On the Possibility That Bond Strain Is the Mechanism of RING E3 Activation in the E2-Catalyzed Ubiquitination Reaction.

Abstract

Ubiquitination is a type of post-translational modification wherein the small protein ubiquitin (Ub) is covalently bound to a lysine on a target protein. Ubiquitination can signal for several regulatory pathways including protein degradation. Ubiquitination occurs by a series of reactions catalyzed by three types of enzymes: ubiquitin activating enzymes, E1; ubiquitin conjugating enzymes, E2; and ubiquitin ligases, E3. E2 enzymes directly catalyze the transfer of Ub to the target protein─the RING E3 improves the efficiency.
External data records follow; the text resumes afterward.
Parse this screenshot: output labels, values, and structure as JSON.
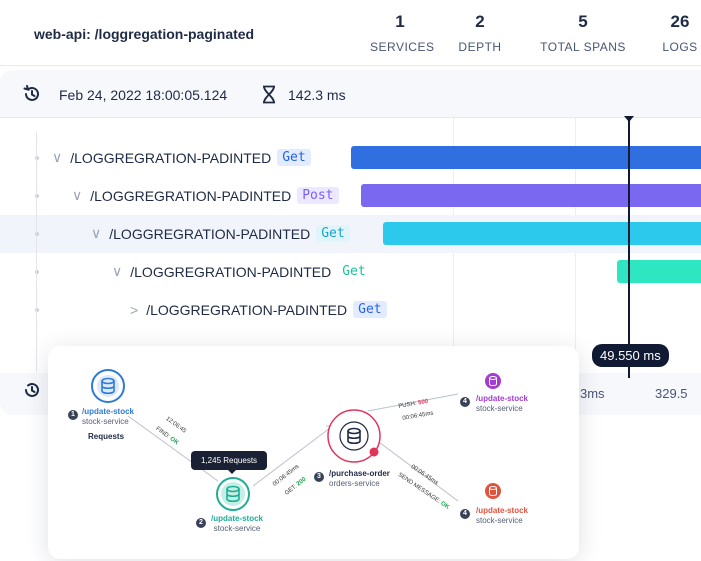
{
  "header": {
    "title": "web-api: /loggregation-paginated",
    "stats": [
      {
        "value": "1",
        "label": "SERVICES"
      },
      {
        "value": "2",
        "label": "DEPTH"
      },
      {
        "value": "5",
        "label": "TOTAL SPANS"
      },
      {
        "value": "26",
        "label": "LOGS"
      }
    ]
  },
  "meta": {
    "timestamp": "Feb 24, 2022  18:00:05.124",
    "duration": "142.3 ms",
    "clock_icon": "history-icon",
    "duration_icon": "hourglass-icon"
  },
  "spans": [
    {
      "caret": "∨",
      "name": "/LOGGREGRATION-PADINTED",
      "method": "Get",
      "method_color": "#2563eb",
      "method_bg": "#e3ecff",
      "bar_color": "#2f6fe0",
      "level": 0
    },
    {
      "caret": "∨",
      "name": "/LOGGREGRATION-PADINTED",
      "method": "Post",
      "method_color": "#7c5cff",
      "method_bg": "#ece8ff",
      "bar_color": "#7b68f0",
      "level": 1
    },
    {
      "caret": "∨",
      "name": "/LOGGREGRATION-PADINTED",
      "method": "Get",
      "method_color": "#1aa3c9",
      "method_bg": "#dff5fb",
      "bar_color": "#2cc9ec",
      "level": 2
    },
    {
      "caret": "∨",
      "name": "/LOGGREGRATION-PADINTED",
      "method": "Get",
      "method_color": "#19c29a",
      "method_bg": "#ffffff",
      "bar_color": "#2ee6c2",
      "level": 3
    },
    {
      "caret": ">",
      "name": "/LOGGREGRATION-PADINTED",
      "method": "Get",
      "method_color": "#2563eb",
      "method_bg": "#e3ecff",
      "bar_color": "",
      "level": 4
    }
  ],
  "marker_label": "49.550 ms",
  "axis": {
    "left": "3ms",
    "right": "329.5"
  },
  "map": {
    "nodes": [
      {
        "badge": "1",
        "name": "/update-stock",
        "service": "stock-service",
        "color": "#2e7bd6"
      },
      {
        "badge": "2",
        "name": "/update-stock",
        "service": "stock-service",
        "color": "#1fae95"
      },
      {
        "badge": "3",
        "name": "/purchase-order",
        "service": "orders-service",
        "color": "#e2345a"
      },
      {
        "badge": "4",
        "name": "/update-stock",
        "service": "stock-service",
        "color": "#a33cd0"
      },
      {
        "badge": "4",
        "name": "/update-stock",
        "service": "stock-service",
        "color": "#e0533f"
      }
    ],
    "requests_label": "Requests",
    "tooltip": "1,245 Requests",
    "edges": {
      "e1_time": "12:06:45",
      "e1_op": "FIND:",
      "e1_status": "OK",
      "e2_time": "00:06:45ms",
      "e2_op": "GET:",
      "e2_status": "200",
      "e3_op": "PUSH:",
      "e3_status": "500",
      "e3_time": "00:06:45ms",
      "e4_time": "00:06:45ms",
      "e4_op": "SEND MESSAGE:",
      "e4_status": "OK"
    },
    "error_badge": "!"
  }
}
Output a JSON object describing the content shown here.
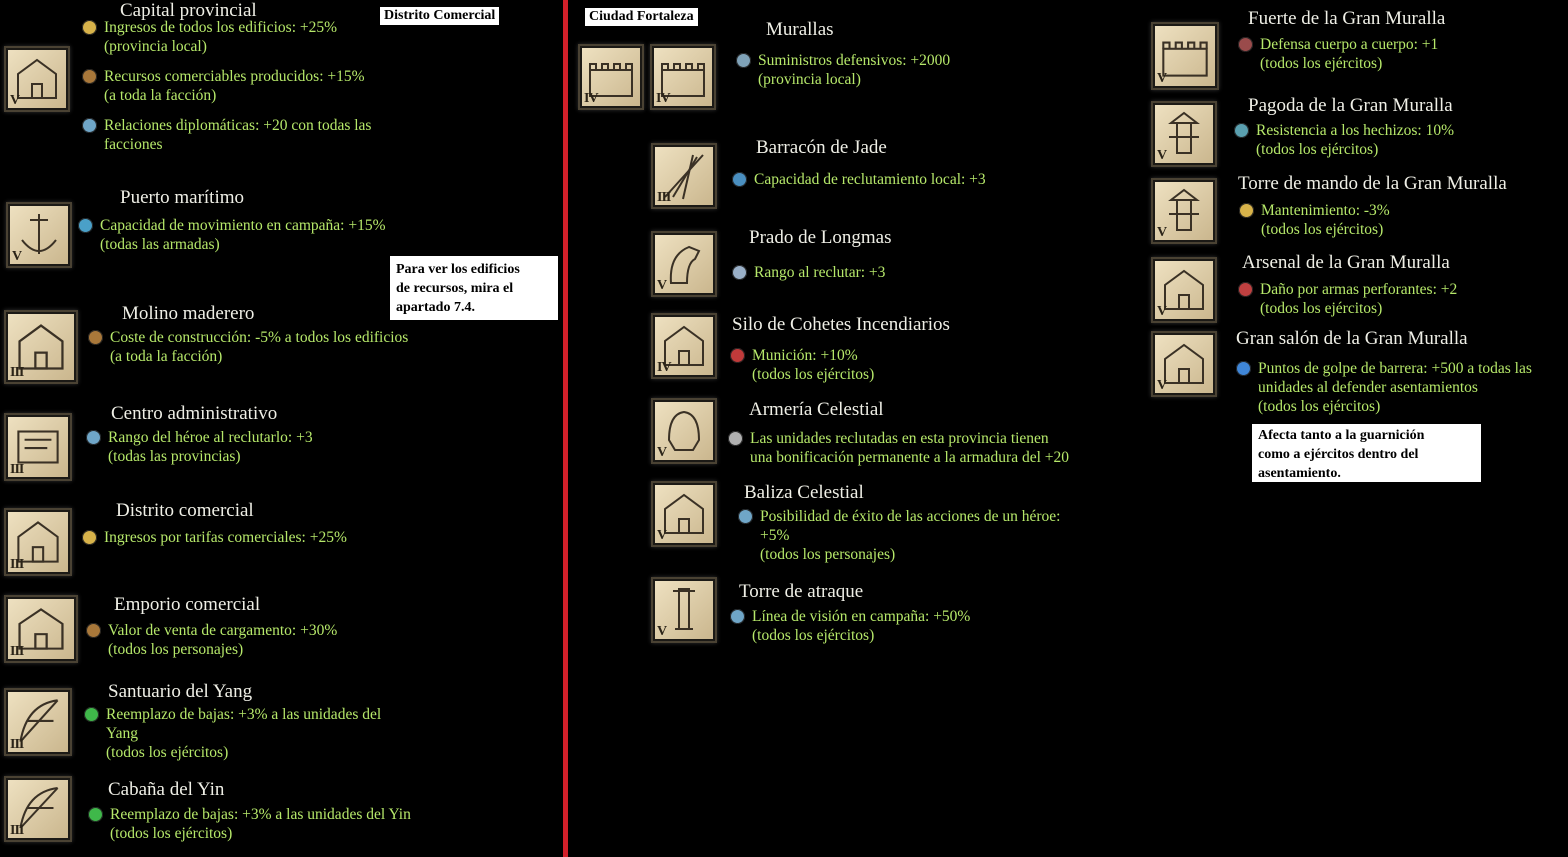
{
  "labels": {
    "distrito": "Distrito Comercial",
    "ciudad": "Ciudad Fortaleza"
  },
  "notes": {
    "recursos": [
      "Para ver los edificios",
      "de recursos, mira el",
      "apartado 7.4."
    ],
    "guarnicion": [
      "Afecta tanto a la guarnición",
      "como a ejércitos dentro del",
      "asentamiento."
    ]
  },
  "colors": {
    "effect_text": "#b6e86a",
    "title_text": "#efefe6",
    "divider": "#d2202a"
  },
  "left": [
    {
      "name": "Capital provincial",
      "tier": "V",
      "icon": "palace-icon",
      "effects": [
        {
          "icon": "coins-icon",
          "lines": [
            "Ingresos de todos los edificios: +25%",
            "(provincia local)"
          ]
        },
        {
          "icon": "chest-icon",
          "lines": [
            "Recursos comerciables producidos: +15%",
            "(a toda la facción)"
          ]
        },
        {
          "icon": "quill-icon",
          "lines": [
            "Relaciones diplomáticas: +20 con todas las",
            "facciones"
          ]
        }
      ]
    },
    {
      "name": "Puerto marítimo",
      "tier": "V",
      "icon": "anchor-icon",
      "effects": [
        {
          "icon": "compass-icon",
          "lines": [
            "Capacidad de movimiento en campaña: +15%",
            "(todas las armadas)"
          ]
        }
      ]
    },
    {
      "name": "Molino maderero",
      "tier": "III",
      "icon": "lumber-icon",
      "effects": [
        {
          "icon": "chest-icon",
          "lines": [
            "Coste de construcción: -5% a todos los edificios",
            "(a toda la facción)"
          ]
        }
      ]
    },
    {
      "name": "Centro administrativo",
      "tier": "III",
      "icon": "scroll-icon",
      "effects": [
        {
          "icon": "quill-icon",
          "lines": [
            "Rango del héroe al reclutarlo: +3",
            "(todas las provincias)"
          ]
        }
      ]
    },
    {
      "name": "Distrito comercial",
      "tier": "III",
      "icon": "market-icon",
      "effects": [
        {
          "icon": "coins-icon",
          "lines": [
            "Ingresos por tarifas comerciales: +25%"
          ]
        }
      ]
    },
    {
      "name": "Emporio comercial",
      "tier": "III",
      "icon": "emporium-icon",
      "effects": [
        {
          "icon": "chest-icon",
          "lines": [
            "Valor de venta de cargamento: +30%",
            "(todos los personajes)"
          ]
        }
      ]
    },
    {
      "name": "Santuario del Yang",
      "tier": "III",
      "icon": "bow-icon",
      "effects": [
        {
          "icon": "cross-icon",
          "lines": [
            "Reemplazo de bajas: +3% a las unidades del",
            "Yang",
            "(todos los ejércitos)"
          ]
        }
      ]
    },
    {
      "name": "Cabaña del Yin",
      "tier": "III",
      "icon": "bow-icon",
      "effects": [
        {
          "icon": "cross-icon",
          "lines": [
            "Reemplazo de bajas: +3% a las unidades del  Yin",
            "(todos los ejércitos)"
          ]
        }
      ]
    }
  ],
  "middle": [
    {
      "name": "Murallas",
      "tier": "IV",
      "icon": "walls-icon",
      "effects": [
        {
          "icon": "supplies-icon",
          "lines": [
            "Suministros defensivos: +2000",
            "(provincia local)"
          ]
        }
      ]
    },
    {
      "name": "Barracón de Jade",
      "tier": "III",
      "icon": "spears-icon",
      "effects": [
        {
          "icon": "recruit-icon",
          "lines": [
            "Capacidad de reclutamiento local: +3"
          ]
        }
      ]
    },
    {
      "name": "Prado de Longmas",
      "tier": "V",
      "icon": "horse-icon",
      "effects": [
        {
          "icon": "rank-icon",
          "lines": [
            "Rango al reclutar: +3"
          ]
        }
      ]
    },
    {
      "name": "Silo de Cohetes Incendiarios",
      "tier": "IV",
      "icon": "rocket-icon",
      "effects": [
        {
          "icon": "ammo-icon",
          "lines": [
            "Munición: +10%",
            "(todos los ejércitos)"
          ]
        }
      ]
    },
    {
      "name": "Armería Celestial",
      "tier": "V",
      "icon": "helmet-icon",
      "effects": [
        {
          "icon": "armor-icon",
          "lines": [
            "Las unidades reclutadas en esta provincia tienen",
            "una bonificación permanente a la armadura del +20"
          ]
        }
      ]
    },
    {
      "name": "Baliza Celestial",
      "tier": "V",
      "icon": "beacon-icon",
      "effects": [
        {
          "icon": "quill-icon",
          "lines": [
            "Posibilidad de éxito de las acciones de un héroe:",
            "+5%",
            "(todos los personajes)"
          ]
        }
      ]
    },
    {
      "name": "Torre de atraque",
      "tier": "V",
      "icon": "tower-icon",
      "effects": [
        {
          "icon": "quill-icon",
          "lines": [
            "Línea de visión en campaña: +50%",
            "(todos los ejércitos)"
          ]
        }
      ]
    }
  ],
  "right": [
    {
      "name": "Fuerte de la Gran Muralla",
      "tier": "V",
      "icon": "fort-icon",
      "effects": [
        {
          "icon": "shield-icon",
          "lines": [
            "Defensa cuerpo a cuerpo: +1",
            "(todos los ejércitos)"
          ]
        }
      ]
    },
    {
      "name": "Pagoda de la Gran Muralla",
      "tier": "V",
      "icon": "pagoda-icon",
      "effects": [
        {
          "icon": "ward-icon",
          "lines": [
            "Resistencia a los hechizos: 10%",
            "(todos los ejércitos)"
          ]
        }
      ]
    },
    {
      "name": "Torre de mando de la Gran Muralla",
      "tier": "V",
      "icon": "command-tower-icon",
      "effects": [
        {
          "icon": "coins-icon",
          "lines": [
            "Mantenimiento: -3%",
            "(todos los ejércitos)"
          ]
        }
      ]
    },
    {
      "name": "Arsenal de la Gran Muralla",
      "tier": "V",
      "icon": "arsenal-icon",
      "effects": [
        {
          "icon": "pierce-icon",
          "lines": [
            "Daño por armas perforantes: +2",
            "(todos los ejércitos)"
          ]
        }
      ]
    },
    {
      "name": "Gran salón de la   Gran Muralla",
      "tier": "V",
      "icon": "hall-icon",
      "effects": [
        {
          "icon": "barrier-icon",
          "lines": [
            "Puntos de golpe de barrera: +500 a todas las",
            "unidades al defender asentamientos",
            "(todos los ejércitos)"
          ]
        }
      ]
    }
  ]
}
Prior to its transfer, Ub is covalently linked to the E2 via a thioester bond and the Ub∼E2 conjugate forms a quaternary complex with the RING E3. It is hypothesized that the RING E3 improves the catalytic efficiency of ubiquitination by placing the E2∼Ub conjugate in a "closed" position, which tensions and weakens the thioester bond. We interrogate this hypothesis by analyzing the strain on the thioester during molecular dynamics simulations of both open and closed E2∼Ub/E3 complexes. Our data indicate that the thioester is strained when the E2∼Ub conjugate is in the closed position. We also show that the amount of strain is consistent with the experimental rate enhancement caused by the RING E3. Finally, our simulations show that the closed configuration increases the populations of key hydrogen bonds in the E2∼Ub active site. This is consistent with another hypothesis stating that the RING E3 enhances reaction rates by preorganizing the substrates.